First, if those teams do not have success against teams from other conferences during the non-conference portion of the season that wold hurt the league's ranking relative to the other major conferences.

Second, playing those two teams in league play can also harm the rpi of both the stronger teams in the conference and the bubble teams.

It may seem counter-intuitive, but adding two additional teams could make it more difficult to get five teams in the Big Dance.

WindyCityGoldenEagle
06-08-2013, 09:16 AM
Adding two schools that end up having an rpi above 100 could actually hurt the chances of adding another team or two in the tourney.

First, if those teams do not have success against teams from other conferences during the non-conference portion of the season that wold hurt the league's ranking relative to the other major conferences.

Second, playing those two teams in league play can also harm the rpi of both the stronger teams in the conference and the bubble teams.

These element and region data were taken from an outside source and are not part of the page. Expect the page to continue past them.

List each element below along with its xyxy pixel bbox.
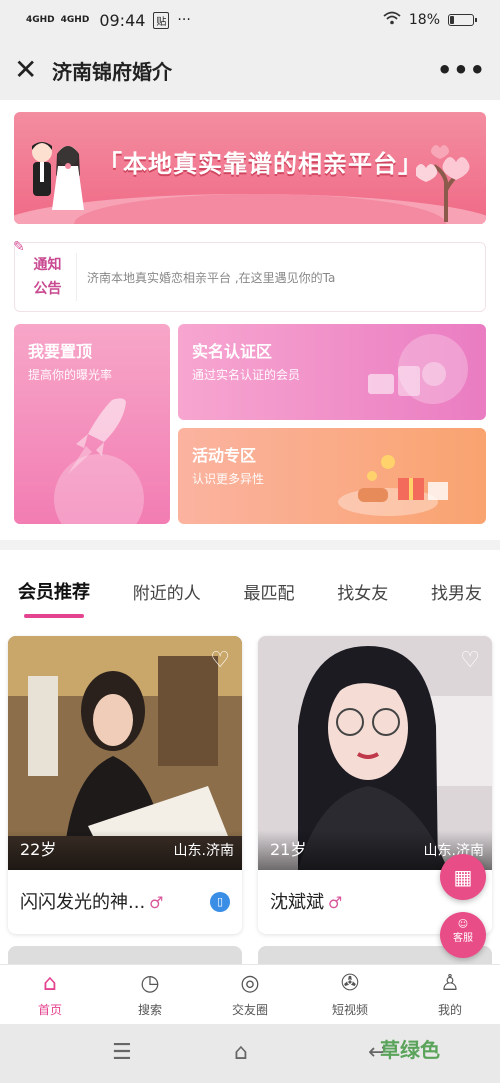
tab-find-boyfriend[interactable]: 找男友 [423,571,490,612]
member-photo[interactable]: ♡ 22岁 山东.济南 [8,636,242,870]
customer-service-button[interactable]: ☺ 客服 [440,912,486,958]
menu-icon[interactable]: ☰ [112,1040,132,1065]
verified-card-subtitle: 通过实名认证的会员 [192,368,301,382]
battery-percent: 18% [408,12,440,28]
tab-find-girlfriend[interactable]: 找女友 [329,571,396,612]
page-title: 济南锦府婚介 [52,59,172,84]
nav-short-video[interactable]: ✇ 短视频 [300,965,400,1024]
more-status-icon: ··· [177,12,191,28]
pin-card-title: 我要置顶 [28,342,93,361]
wifi-icon [383,11,401,29]
title-bar: ✕ 济南锦府婚介 ••• [0,40,500,100]
headset-icon: ☺ [457,919,469,930]
notice-tag-line1: 通知 [33,257,62,273]
favorite-heart-icon[interactable]: ♡ [460,648,480,673]
member-name-row: 闪闪发光的神... ♂ [20,888,164,914]
notice-board[interactable]: ✎ 通知 公告 济南本地真实婚恋相亲平台 ,在这里遇见你的Ta [13,239,486,312]
nav-friends-circle[interactable]: ◎ 交友圈 [200,965,300,1024]
clock: 09:44 [99,10,146,30]
pin-to-top-card[interactable]: 我要置顶 提高你的曝光率 [14,324,170,524]
member-name: 沈斌斌 [270,892,324,913]
nav-label: 首页 [37,1003,62,1017]
close-icon[interactable]: ✕ [14,55,44,85]
nav-label: 交友圈 [231,1003,268,1017]
member-photo[interactable]: ♡ 21岁 山东.济南 [258,636,492,870]
nav-label: 搜索 [137,1003,162,1017]
verified-card-title: 实名认证区 [192,342,273,361]
member-name: 闪闪发光的神... [20,892,146,913]
male-gender-icon: ♂ [328,893,343,912]
signal-icon-1: 4GHD [26,14,55,25]
member-name-row: 沈斌斌 ♂ [270,888,342,914]
member-card[interactable]: ♡ 22岁 山东.济南 闪闪发光的神... ♂ ▯ [8,636,242,934]
main-content: 「本地真实靠谱的相亲平台」 ✎ 通知 公告 济南本地真实婚恋相亲平台 ,在这里遇… [0,100,500,964]
notice-text: 济南本地真实婚恋相亲平台 ,在这里遇见你的Ta [87,270,336,285]
clipboard-icon: 贴 [153,11,170,29]
tab-nearby[interactable]: 附近的人 [125,571,209,612]
events-zone-card[interactable]: 活动专区 认识更多异性 [178,428,486,524]
grid-menu-button[interactable]: ▦ [440,854,486,900]
events-card-subtitle: 认识更多异性 [192,472,265,486]
nav-profile[interactable]: ♙ 我的 [400,965,500,1024]
camera-aperture-icon: ◎ [240,971,260,996]
nav-label: 我的 [437,1003,462,1017]
verified-illustration-icon [368,362,446,396]
favorite-heart-icon[interactable]: ♡ [210,648,230,673]
section-divider [0,540,500,550]
home-icon: ⌂ [43,971,57,996]
user-icon: ♙ [440,971,460,996]
pin-card-subtitle: 提高你的曝光率 [28,368,113,382]
notice-tag-line2: 公告 [33,281,62,297]
member-age: 21岁 [270,840,307,859]
promo-banner[interactable]: 「本地真实靠谱的相亲平台」 [14,112,486,224]
events-card-title: 活动专区 [192,446,257,465]
bottom-nav: ⌂ 首页 ◷ 搜索 ◎ 交友圈 ✇ 短视频 ♙ 我的 [0,964,500,1024]
couple-illustration-icon [32,142,84,210]
tab-recommended[interactable]: 会员推荐 [10,570,98,618]
signal-icon-2: 4GHD [60,14,90,25]
film-reel-icon: ✇ [340,971,360,996]
nav-home[interactable]: ⌂ 首页 [0,965,100,1024]
customer-service-label: 客服 [453,933,473,944]
tab-best-match[interactable]: 最匹配 [236,571,303,612]
heart-tree-icon [416,145,470,222]
pen-icon: ✎ [13,239,25,255]
status-bar: 4GHD 4GHD 09:44 贴 ··· 18% [0,0,500,40]
phone-verified-icon: ▯ [210,892,230,912]
member-age: 22岁 [20,840,57,859]
overlay-label: 草绿色 [380,1038,440,1062]
member-location: 山东.济南 [173,843,234,859]
gift-illustration-icon [338,455,448,516]
compass-icon: ◷ [140,971,160,996]
battery-icon [448,14,477,26]
member-card-partial[interactable] [8,946,242,964]
male-gender-icon: ♂ [149,893,164,912]
more-options-icon[interactable]: ••• [437,56,486,84]
verified-zone-card[interactable]: 实名认证区 通过实名认证的会员 [178,324,486,420]
banner-text: 「本地真实靠谱的相亲平台」 [98,150,423,178]
home-outline-icon[interactable]: ⌂ [234,1040,248,1065]
member-tabs: 会员推荐 附近的人 最匹配 找女友 找男友 [0,562,500,620]
nav-label: 短视频 [331,1003,368,1017]
nav-search[interactable]: ◷ 搜索 [100,965,200,1024]
notice-tag: 通知 公告 [19,253,77,301]
rocket-icon [68,398,126,474]
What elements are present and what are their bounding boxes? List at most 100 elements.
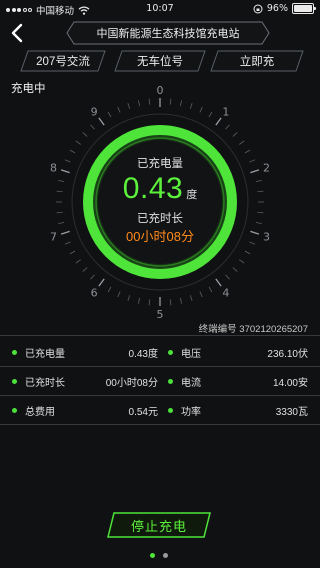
gauge-tick [225,274,230,280]
gauge-tick [127,102,131,109]
energy-value: 0.43 [122,172,184,205]
page-indicator-active[interactable] [150,553,155,558]
duration-value: 00小时08分 [126,229,194,244]
metric-label-text: 功率 [181,406,201,418]
stop-charging-button[interactable]: 停止充电 [107,512,211,538]
duration-label: 已充时长 [137,213,183,225]
status-bar: 中国移动 10:07 96% [0,0,320,18]
divider [0,335,320,336]
gauge-tick [148,98,151,105]
gauge-tick [90,274,95,280]
gauge-tick [225,124,230,130]
gauge-tick [250,169,260,174]
metric-value: 00小时08分 [105,377,158,389]
gauge-tick [64,241,71,245]
metrics-row: 总费用 0.54元 功率 3330瓦 [0,396,320,424]
gauge-tick [75,140,81,145]
gauge-tick-label: 5 [157,308,164,321]
gauge-tick [257,190,264,193]
metric-label: 已充时长 [12,367,65,395]
gauge-tick [169,299,172,306]
metric-value: 236.10伏 [267,348,308,360]
gauge-tick [232,132,238,137]
gauge-tick [148,299,151,306]
tab-parking-spot[interactable]: 无车位号 [114,50,206,72]
status-dot-icon [12,378,17,384]
gauge-tick [249,241,256,245]
gauge-tick-label: 9 [91,105,98,118]
metric-label: 总费用 [12,396,55,424]
status-dot-icon [168,378,173,384]
status-dot-icon [168,349,173,355]
gauge-tick [250,230,260,235]
tab-connector-type[interactable]: 207号交流 [20,50,106,72]
gauge-tick [56,211,63,214]
gauge-tick [249,159,256,163]
gauge-tick [60,230,70,235]
gauge-tick [244,250,251,255]
gauge-tick [69,250,76,255]
gauge-tick [107,111,112,118]
gauge-tick [58,179,65,183]
gauge-tick [90,124,95,130]
gauge-tick [98,278,105,287]
gauge-tick [107,286,112,293]
gauge-tick [117,291,121,298]
gauge-tick [255,179,262,183]
gauge-tick [117,106,121,113]
gauge-tick [179,297,183,304]
status-dot-icon [12,407,17,413]
metric-label-text: 总费用 [25,406,55,418]
gauge-tick [255,221,262,225]
energy-label: 已充电量 [137,158,183,170]
metric-value: 0.54元 [128,406,158,418]
metric-label-text: 已充电量 [25,348,65,360]
gauge-tick [239,140,245,145]
gauge-tick [257,211,264,214]
battery-icon [292,3,316,14]
gauge-tick [56,190,63,193]
gauge-tick-label: 6 [91,287,98,300]
metric-value: 3330瓦 [275,406,308,418]
page-indicator[interactable] [163,553,168,558]
gauge-tick-label: 8 [50,161,57,174]
status-dot-icon [12,349,17,355]
gauge-tick-label: 2 [263,161,270,174]
page-title: 中国新能源生态科技馆充电站 [96,28,240,40]
status-right: 96% [253,3,316,14]
metric-label-text: 电流 [181,377,201,389]
metric-value: 0.43度 [128,348,158,360]
gauge-tick [239,259,245,264]
gauge-tick [69,149,76,154]
back-arrow-icon[interactable] [8,22,28,44]
gauge-tick [137,297,141,304]
status-dot-icon [168,407,173,413]
gauge-tick-label: 1 [222,105,229,118]
gauge-tick [199,291,203,298]
metric-label: 功率 [168,396,201,424]
gauge-tick [244,149,251,154]
gauge-tick [98,117,105,126]
metric-label: 电流 [168,367,201,395]
gauge-tick [189,102,193,109]
metric-label: 已充电量 [12,338,65,366]
gauge-tick [189,295,193,302]
metric-label-text: 电压 [181,348,201,360]
energy-readout: 0.43 度 [90,172,230,206]
gauge-tick [60,169,70,174]
gauge-tick [82,267,88,272]
metric-label: 电压 [168,338,201,366]
metrics-row: 已充电量 0.43度 电压 236.10伏 [0,338,320,366]
tab-charge-mode[interactable]: 立即充 [210,50,304,72]
battery-percent: 96% [266,3,288,14]
gauge-tick-label: 3 [263,231,270,244]
gauge-tick [215,278,222,287]
gauge-tick [215,117,222,126]
divider [0,424,320,425]
gauge-tick-label: 0 [157,84,164,97]
gauge-tick-label: 7 [50,231,57,244]
gauge-tick [82,132,88,137]
energy-unit: 度 [186,189,198,201]
gauge-tick [127,295,131,302]
gauge-tick [169,98,172,105]
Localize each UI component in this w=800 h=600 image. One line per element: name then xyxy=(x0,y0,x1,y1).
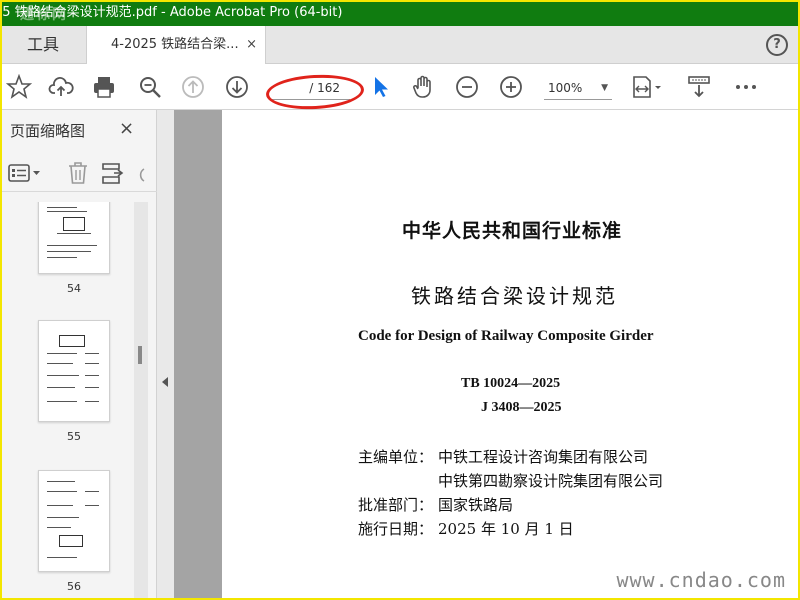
panel-toolbar xyxy=(0,152,157,192)
scroll-mode-icon[interactable] xyxy=(686,74,712,100)
thumbnail-page[interactable] xyxy=(38,470,110,572)
panel-collapse-bar[interactable] xyxy=(157,110,174,598)
line-value: 中铁工程设计咨询集团有限公司 xyxy=(438,448,649,466)
close-panel-icon[interactable]: × xyxy=(119,118,134,139)
select-cursor-icon[interactable] xyxy=(368,74,394,100)
trash-icon[interactable] xyxy=(66,160,90,186)
star-icon[interactable] xyxy=(5,73,33,100)
top-watermark: 通标网 xyxy=(20,7,68,23)
chevron-down-icon: ▼ xyxy=(601,83,608,93)
tab-document[interactable]: 4-2025 铁路结合梁... × xyxy=(86,26,266,65)
line-value: 中铁第四勘察设计院集团有限公司 xyxy=(438,472,664,490)
thumbnail-page-number: 56 xyxy=(67,580,81,593)
tab-bar: 工具 4-2025 铁路结合梁... × ? xyxy=(0,26,800,65)
panel-title: 页面缩略图 xyxy=(10,122,86,140)
line-label: 批准部门： xyxy=(358,496,434,514)
fit-page-icon[interactable] xyxy=(630,74,666,100)
document-page: 中华人民共和国行业标准 铁路结合梁设计规范 Code for Design of… xyxy=(222,110,798,598)
zoom-level-select[interactable]: 100% ▼ xyxy=(544,76,612,100)
standard-code-secondary: J 3408—2025 xyxy=(481,400,562,415)
document-gutter xyxy=(174,110,222,598)
line-label: 主编单位： xyxy=(358,448,434,466)
close-tab-icon[interactable]: × xyxy=(246,26,257,64)
thumbnail-scrollbar[interactable] xyxy=(134,202,148,598)
page-thumbnails-panel: 页面缩略图 × 54 55 56 xyxy=(0,110,157,598)
page-down-icon[interactable] xyxy=(224,74,250,100)
approval-line: 批准部门： 国家铁路局 xyxy=(358,494,513,515)
tab-tools[interactable]: 工具 xyxy=(0,26,86,64)
document-standard-title: 中华人民共和国行业标准 xyxy=(402,220,623,242)
line-label: 施行日期： xyxy=(358,520,434,538)
page-up-icon[interactable] xyxy=(180,74,206,100)
standard-code: TB 10024—2025 xyxy=(461,376,561,391)
thumbnail-list: 54 55 56 xyxy=(0,202,134,598)
document-title: 铁路结合梁设计规范 xyxy=(411,284,618,308)
insert-page-icon[interactable] xyxy=(100,160,124,186)
thumbnail-page[interactable] xyxy=(38,320,110,422)
more-icon[interactable] xyxy=(733,74,759,100)
collapse-arrow-icon[interactable] xyxy=(162,377,168,387)
thumbnail-options-icon[interactable] xyxy=(8,162,42,184)
title-bar: 25 铁路结合梁设计规范.pdf - Adobe Acrobat Pro (64… xyxy=(0,0,800,26)
thumbnail-scrollbar-thumb[interactable] xyxy=(138,346,142,364)
document-english-title: Code for Design of Railway Composite Gir… xyxy=(358,328,654,344)
hand-icon[interactable] xyxy=(410,74,436,100)
thumbnail-page-number: 55 xyxy=(67,430,81,443)
rotate-icon[interactable] xyxy=(134,166,148,184)
main-toolbar: / 162 100% ▼ xyxy=(0,64,800,110)
print-icon[interactable] xyxy=(91,74,117,100)
editor-line: 主编单位： 中铁工程设计咨询集团有限公司 xyxy=(358,446,648,467)
help-icon[interactable]: ? xyxy=(766,34,788,56)
thumbnail-page[interactable] xyxy=(38,202,110,274)
site-watermark: www.cndao.com xyxy=(616,568,786,592)
line-value: 国家铁路局 xyxy=(438,496,514,514)
tab-document-label: 4-2025 铁路结合梁... xyxy=(111,37,239,52)
upload-cloud-icon[interactable] xyxy=(48,74,74,100)
zoom-plus-icon[interactable] xyxy=(498,74,524,100)
thumbnail-page-number: 54 xyxy=(67,282,81,295)
effective-date-line: 施行日期： 2025 年 10 月 1 日 xyxy=(358,518,574,539)
zoom-out-search-icon[interactable] xyxy=(137,74,163,100)
line-value: 2025 年 10 月 1 日 xyxy=(438,520,574,538)
editor-line: 中铁第四勘察设计院集团有限公司 xyxy=(358,470,663,491)
zoom-minus-icon[interactable] xyxy=(454,74,480,100)
zoom-level-value: 100% xyxy=(548,81,583,95)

It may seem counter-intuitive, but adding two additional teams could make it more difficult to get five teams in the Big Dance.

Agreed.

At what point does this thread turn into the "who is worthy of being added and not worthy of being added?" (which seemed to happen in every thread when the c7 announced their separation) :)

ValiantSailor
06-08-2013, 09:41 AM
It may seem counter-intuitive, but adding two additional teams could make it more difficult to get five teams in the Big Dance.

Not counter-intuitive at all. If we add the wrong teams, we'll be viewed as a mid-major, fighting for bids among the A10, Mountain West, and C-USA.

We must prove we belong among the high-major football conferences, before we even consider adding more teams. That will take at least two years, maybe longer. Once we've established our creds, then we can pick additional teams, if needed,

VS

TheSultan
06-08-2013, 10:23 AM
Adding two schools that end up having an rpi above 100 could actually hurt the chances of adding another team or two in the tourney.

First, if those teams do not have success against teams from other conferences during the non-conference portion of the season that wold hurt the league's ranking relative to the other major conferences.

Second, playing those two teams in league play can also harm the rpi of both the stronger teams in the conference and the bubble teams.

It may seem counter-intuitive, but adding two additional teams could make it more difficult to get five teams in the Big Dance.



Agreed...but that is why I say that expansion has to be done smartly. Not simply adding teams for the sake of adding them.